Background information
- Origin: Bergen, Norway
- Genres: Progressive metal; black metal; folk metal;
- Years active: 1995–present
- Label: Century Media
- Members: Øystein G. Brun ICS Vortex Lars A. Nedland Bjørn Dugstad Rønnow Jostein Thomassen
- Past members: Vintersorg Ivar Bjørnson Erik "Grim" Brødreskift Kristoffer Rygg Infernus Kai Lie Justin Greaves Asgeir Mickelson Tyr David Kinkade Jens F. Ryland Baard Kolstad
- Website: borknagar.com

= Borknagar =

Norwegian progressive metal band

Borknagar is a Norwegian progressive metal band with black metal and folk influences. It was founded in Bergen in 1995 by Øystein Garnes Brun as a black metal band before switching to a melodic and progressive style. Borknagar's lyrics deal with philosophy, paganism, nature and the cosmos. The band has released twelve studio albums.

==History==
Borknagar was founded by Øystein Brun. Then a member of Norwegian death metal band Molested, he tired of the band's brutal aspects. Brun formed Borknagar as a more melodic outlet, inspired by Norwegian black metal movement and looking to push the boundaries of "traditional" black metal music. He wrote the music and lyrics and assembled an all-star group of black metal musicians, such as Infernus of Gorgoroth, Grim of Immortal and Gorgoroth and Ivar Bjørnson of Enslaved. When Garm of Ulver, Head Control System and Arcturus joined the project, it brought the band immediate attention. The band never recorded a demo. They asked for and received a record contract on Malicious Records on the strength of the lineup. Borknagar gained fans and received positive press attention. In 1999, Grim died. He was replaced with Justin Greaves, who left shortly after to be replaced with Asgeir Mickelson.

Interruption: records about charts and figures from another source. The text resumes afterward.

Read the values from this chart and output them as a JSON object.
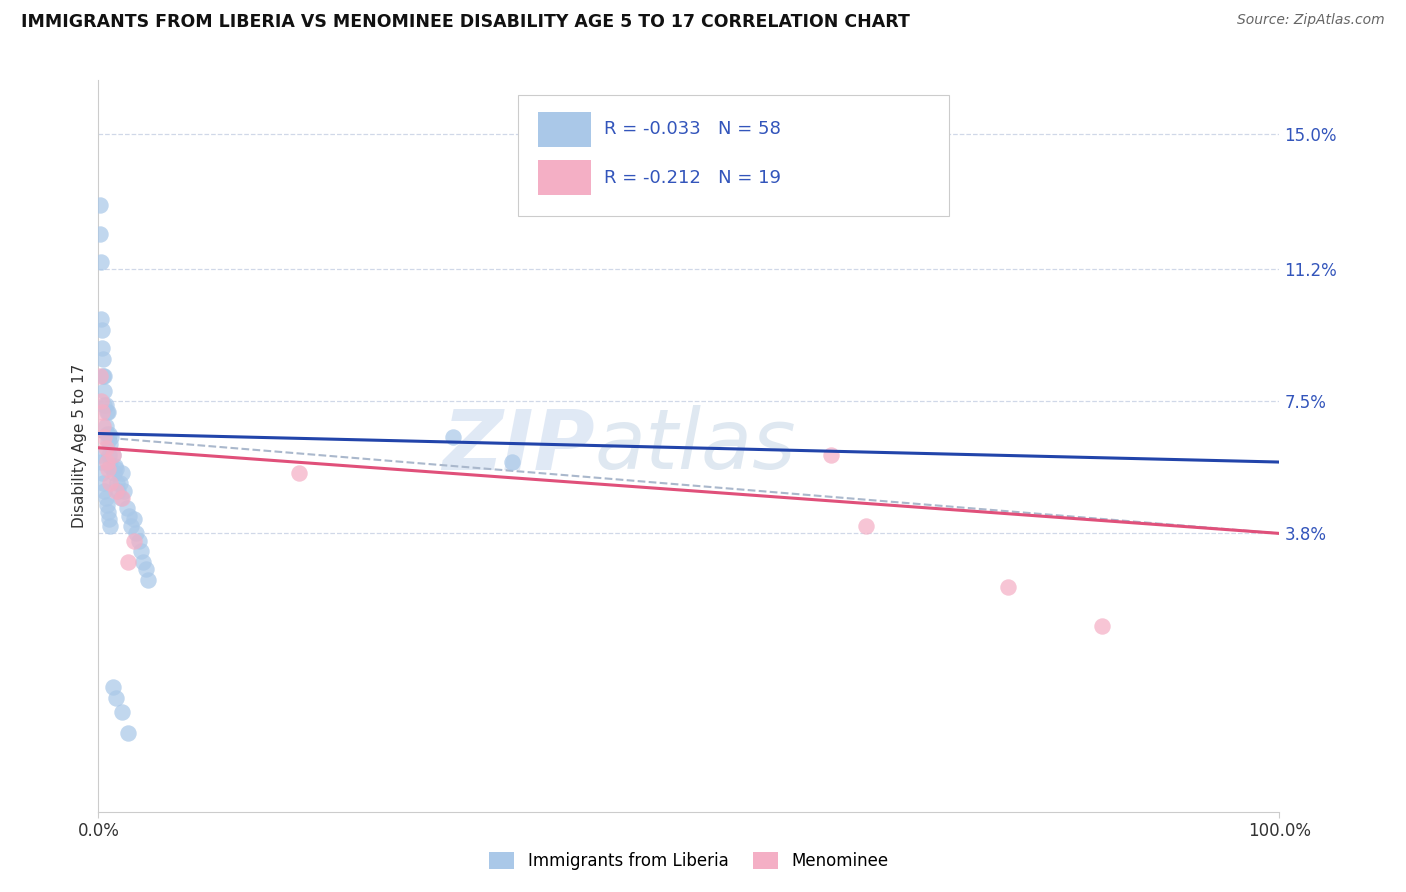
{
  "title": "IMMIGRANTS FROM LIBERIA VS MENOMINEE DISABILITY AGE 5 TO 17 CORRELATION CHART",
  "source": "Source: ZipAtlas.com",
  "ylabel": "Disability Age 5 to 17",
  "right_ytick_vals": [
    0.15,
    0.112,
    0.075,
    0.038
  ],
  "right_ytick_labels": [
    "15.0%",
    "11.2%",
    "7.5%",
    "3.8%"
  ],
  "xmin": 0.0,
  "xmax": 1.0,
  "ymin": -0.04,
  "ymax": 0.165,
  "blue_r": -0.033,
  "blue_n": 58,
  "pink_r": -0.212,
  "pink_n": 19,
  "blue_marker_color": "#aac8e8",
  "pink_marker_color": "#f4afc5",
  "blue_line_color": "#2244aa",
  "pink_line_color": "#e0507a",
  "dashed_line_color": "#aab8cc",
  "legend_label_blue": "Immigrants from Liberia",
  "legend_label_pink": "Menominee",
  "text_color": "#3355bb",
  "label_color": "#333333",
  "background_color": "#ffffff",
  "grid_color": "#d0d8e8",
  "blue_scatter_x": [
    0.001,
    0.0015,
    0.002,
    0.002,
    0.003,
    0.003,
    0.004,
    0.004,
    0.005,
    0.005,
    0.005,
    0.006,
    0.006,
    0.007,
    0.007,
    0.008,
    0.008,
    0.009,
    0.009,
    0.01,
    0.01,
    0.011,
    0.012,
    0.013,
    0.014,
    0.015,
    0.016,
    0.017,
    0.018,
    0.019,
    0.02,
    0.022,
    0.024,
    0.026,
    0.028,
    0.03,
    0.032,
    0.034,
    0.036,
    0.038,
    0.04,
    0.042,
    0.001,
    0.002,
    0.003,
    0.004,
    0.005,
    0.006,
    0.007,
    0.008,
    0.009,
    0.01,
    0.012,
    0.015,
    0.02,
    0.025,
    0.3,
    0.35
  ],
  "blue_scatter_y": [
    0.13,
    0.122,
    0.114,
    0.098,
    0.095,
    0.09,
    0.087,
    0.082,
    0.082,
    0.078,
    0.074,
    0.074,
    0.068,
    0.072,
    0.066,
    0.072,
    0.064,
    0.066,
    0.06,
    0.063,
    0.057,
    0.065,
    0.06,
    0.055,
    0.057,
    0.056,
    0.052,
    0.05,
    0.052,
    0.048,
    0.055,
    0.05,
    0.045,
    0.043,
    0.04,
    0.042,
    0.038,
    0.036,
    0.033,
    0.03,
    0.028,
    0.025,
    0.06,
    0.058,
    0.055,
    0.052,
    0.05,
    0.048,
    0.046,
    0.044,
    0.042,
    0.04,
    -0.005,
    -0.008,
    -0.012,
    -0.018,
    0.065,
    0.058
  ],
  "pink_scatter_x": [
    0.001,
    0.002,
    0.003,
    0.004,
    0.005,
    0.006,
    0.007,
    0.008,
    0.01,
    0.012,
    0.015,
    0.02,
    0.025,
    0.03,
    0.17,
    0.62,
    0.65,
    0.77,
    0.85
  ],
  "pink_scatter_y": [
    0.082,
    0.075,
    0.072,
    0.068,
    0.065,
    0.062,
    0.058,
    0.056,
    0.052,
    0.06,
    0.05,
    0.048,
    0.03,
    0.036,
    0.055,
    0.06,
    0.04,
    0.023,
    0.012
  ],
  "watermark_zip": "ZIP",
  "watermark_atlas": "atlas",
  "blue_line_start_y": 0.066,
  "blue_line_end_y": 0.058,
  "pink_line_start_y": 0.062,
  "pink_line_end_y": 0.038,
  "dash_line_start_y": 0.065,
  "dash_line_end_y": 0.038
}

Borknagar has released twelve albums. Their self-titled debut album features Norwegian lyrics. Subsequent albums have featured English lyrics. The Olden Domain featured an instrumental track titled in Norwegian. Aside from Brun's lyrics, the band has featured lyrics by ICS Vortex from Arcturus and ex-Dimmu Borgir, drummer Asgeir Mickelson, keyboardist Lars Nedland and by vocalist Vintersorg from Otyg and his eponymous band. Bassist Jan Erik Tiwaz (a.k.a. Tyr) wrote the song "The View of Everlast". Borknagar has toured with bands including Emperor, Peccatum, In Flames, Morbid Angel and Cradle of Filth.

Borknagar released a lighter album, Origin, which is "an acoustic effort based entirely on the epic and progressive aspect of the band", according to Brun's statement on heavy metal website Blabbermouth.net.

In late December 2007, the band signed a three-album deal with the Norwegian label Indie Recordings. In March 2008, Asgeir posted an announcement from Brun on UltimateMetal forums, stating that Erik Tiwaz and Jens F. Ryland had rejoined the band, and they were aiming for a January 2009 release. In May 2008, Brun released another statement, announcing drummer Asgeir's departure due to "evolving differences in musical ideas and visions [...] The split happens in friendly manner and with mutual respect for the decision that he has made. He will remain a good friend of the band." American drummer David Kinkade, who had worked with Arsis and Malevolent Creation, joined the band.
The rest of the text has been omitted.